La jeune femme, de son côté, écarte les pans de sa large cape de cuir pour fouiller dans une de ses poches ventrales. Elle en sort une sphère blanche, qui s’illumine au contact de sa paume. Après quelques pressions de ses doigts sur la sphère, elle la jette dans le puit de noirceur qui s’ouvre devant elle. Elle l’observe éclairer un long boyau vertical en chutant, puis s’arrêter à quelques centimètres d’un sol de pierre une dizaine de mètres plus bas.

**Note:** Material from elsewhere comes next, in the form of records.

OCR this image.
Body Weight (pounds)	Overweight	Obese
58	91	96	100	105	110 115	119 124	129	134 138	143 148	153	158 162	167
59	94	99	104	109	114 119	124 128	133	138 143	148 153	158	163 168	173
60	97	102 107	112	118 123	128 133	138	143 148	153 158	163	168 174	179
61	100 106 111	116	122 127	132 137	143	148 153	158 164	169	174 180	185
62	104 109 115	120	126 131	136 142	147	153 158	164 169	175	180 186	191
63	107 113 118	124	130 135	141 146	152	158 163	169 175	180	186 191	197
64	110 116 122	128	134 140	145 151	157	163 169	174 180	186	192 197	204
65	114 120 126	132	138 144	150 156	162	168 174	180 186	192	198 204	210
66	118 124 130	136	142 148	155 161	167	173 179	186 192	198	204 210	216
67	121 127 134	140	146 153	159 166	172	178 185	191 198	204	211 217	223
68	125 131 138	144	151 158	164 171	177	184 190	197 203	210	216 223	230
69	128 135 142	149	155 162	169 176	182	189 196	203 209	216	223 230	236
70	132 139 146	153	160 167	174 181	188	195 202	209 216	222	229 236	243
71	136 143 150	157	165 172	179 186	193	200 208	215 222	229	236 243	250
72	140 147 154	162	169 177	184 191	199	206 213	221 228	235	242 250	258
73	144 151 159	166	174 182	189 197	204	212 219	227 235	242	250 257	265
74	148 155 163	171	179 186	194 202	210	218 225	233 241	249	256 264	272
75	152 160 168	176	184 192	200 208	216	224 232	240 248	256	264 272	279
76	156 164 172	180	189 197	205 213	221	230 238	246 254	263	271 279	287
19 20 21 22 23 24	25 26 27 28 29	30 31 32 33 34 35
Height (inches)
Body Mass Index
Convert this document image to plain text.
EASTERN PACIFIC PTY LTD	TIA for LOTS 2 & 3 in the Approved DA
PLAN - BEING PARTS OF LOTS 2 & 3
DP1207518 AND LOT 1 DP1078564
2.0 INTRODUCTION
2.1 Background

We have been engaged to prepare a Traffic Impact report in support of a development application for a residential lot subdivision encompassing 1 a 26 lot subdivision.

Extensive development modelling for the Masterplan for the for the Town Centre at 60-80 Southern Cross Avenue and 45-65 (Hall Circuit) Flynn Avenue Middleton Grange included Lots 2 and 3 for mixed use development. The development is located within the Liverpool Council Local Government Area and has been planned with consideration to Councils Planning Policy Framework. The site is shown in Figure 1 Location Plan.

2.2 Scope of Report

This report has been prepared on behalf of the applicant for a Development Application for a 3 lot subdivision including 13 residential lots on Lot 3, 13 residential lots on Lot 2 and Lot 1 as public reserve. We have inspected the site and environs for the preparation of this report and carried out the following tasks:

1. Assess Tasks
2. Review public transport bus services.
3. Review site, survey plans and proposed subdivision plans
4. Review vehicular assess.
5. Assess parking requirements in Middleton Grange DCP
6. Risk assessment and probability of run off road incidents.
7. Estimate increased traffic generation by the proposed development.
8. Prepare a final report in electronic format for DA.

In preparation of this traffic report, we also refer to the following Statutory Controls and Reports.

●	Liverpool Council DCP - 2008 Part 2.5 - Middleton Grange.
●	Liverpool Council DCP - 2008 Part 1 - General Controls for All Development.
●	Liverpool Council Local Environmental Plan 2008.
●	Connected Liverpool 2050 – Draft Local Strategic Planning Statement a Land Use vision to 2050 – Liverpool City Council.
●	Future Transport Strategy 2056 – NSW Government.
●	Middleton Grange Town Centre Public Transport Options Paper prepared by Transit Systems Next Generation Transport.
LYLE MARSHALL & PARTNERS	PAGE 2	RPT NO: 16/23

L’objet céleste se met alors à s’élever de lui-même jusqu’à environ 2 mètres du sol, puis à luire de plus en plus fort, en révélant une vaste salle qui n’a sans doute pas vu la lumière depuis près d’un demi-millénaire.
Sans rien dire, Rhazor attrape la corde attachée dans son dos et l’arrime solidement à l’arceau de fer qu’il vient de planter dans le sol. “On dirait que tu avais vu juste, l’Egyptienne.”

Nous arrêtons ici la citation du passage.